To ‘build back better’ then we need to work towards a sustainable low or zero carbon recovery, and this needs to be done with realism and integrity. Not only does this mean that we need to work together to create integrated and robust climate strategies, but we also need to take action to decarbonise sooner rather than later and while we make these structural changes, we need to ensure that we are compensating for all residual emissions as part of everyday business too.
Taking action (over pledges).
Despite the pandemic, it was encouraging last year to see the ever-increasing number of corporates committing to achieve Net Zero status. However, whilst it is great to see firms working hard to measure their footprint and set reduction targets, many firms still admitted to us that they are waiting to get this right before they take action to reduce and compensate for their emissions. This remains a concern. Because, whilst these plans and long-term targets are commendable, they do little for the environmental damage that is being done right now. There is a risk of action hiding behind plans.
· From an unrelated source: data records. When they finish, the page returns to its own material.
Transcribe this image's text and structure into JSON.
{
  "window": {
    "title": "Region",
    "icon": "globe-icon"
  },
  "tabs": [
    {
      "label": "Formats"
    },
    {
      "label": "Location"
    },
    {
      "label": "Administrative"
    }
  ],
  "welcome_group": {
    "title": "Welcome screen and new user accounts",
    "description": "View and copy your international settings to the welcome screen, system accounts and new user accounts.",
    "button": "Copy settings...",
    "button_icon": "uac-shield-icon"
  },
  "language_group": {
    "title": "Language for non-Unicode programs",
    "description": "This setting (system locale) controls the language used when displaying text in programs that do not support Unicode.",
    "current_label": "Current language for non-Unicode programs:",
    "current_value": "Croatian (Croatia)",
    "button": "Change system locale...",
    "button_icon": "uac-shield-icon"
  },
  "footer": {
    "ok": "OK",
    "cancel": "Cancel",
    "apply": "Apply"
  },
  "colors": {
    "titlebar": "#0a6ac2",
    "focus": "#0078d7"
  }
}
Ultimately, we need to more than halve emissions by 2030; this is equivalent to reducing the current emissions of China, India, the EU and the US combined. It’s a mammoth task. To tackle it we need to drive actions simultaneously and at pace, and then modify and adjusting moving forward. In simple terms, there really isn’t time to take things one step at a time anymore. We need to take action right away. As such – and as we continue through this coming year – we need to see more of these ambitious plans and statements put into practice, as companies continue to turn their plans (and pledges) into action.
Time to raise the bar.
The issue of climate change is now central to nearly all forward-thinking corporates and we are now witnessing one of most encouraging environments for them to act on this. It’s vital to ensure that the role of the voluntary carbon market delivers real additional emission reductions on the ground and at scale.
Never before has there been a better time to raise the bar and our own ambitions about what positive corporate action looks like. Because the climate will not respond to targets and pledges. Only action counts.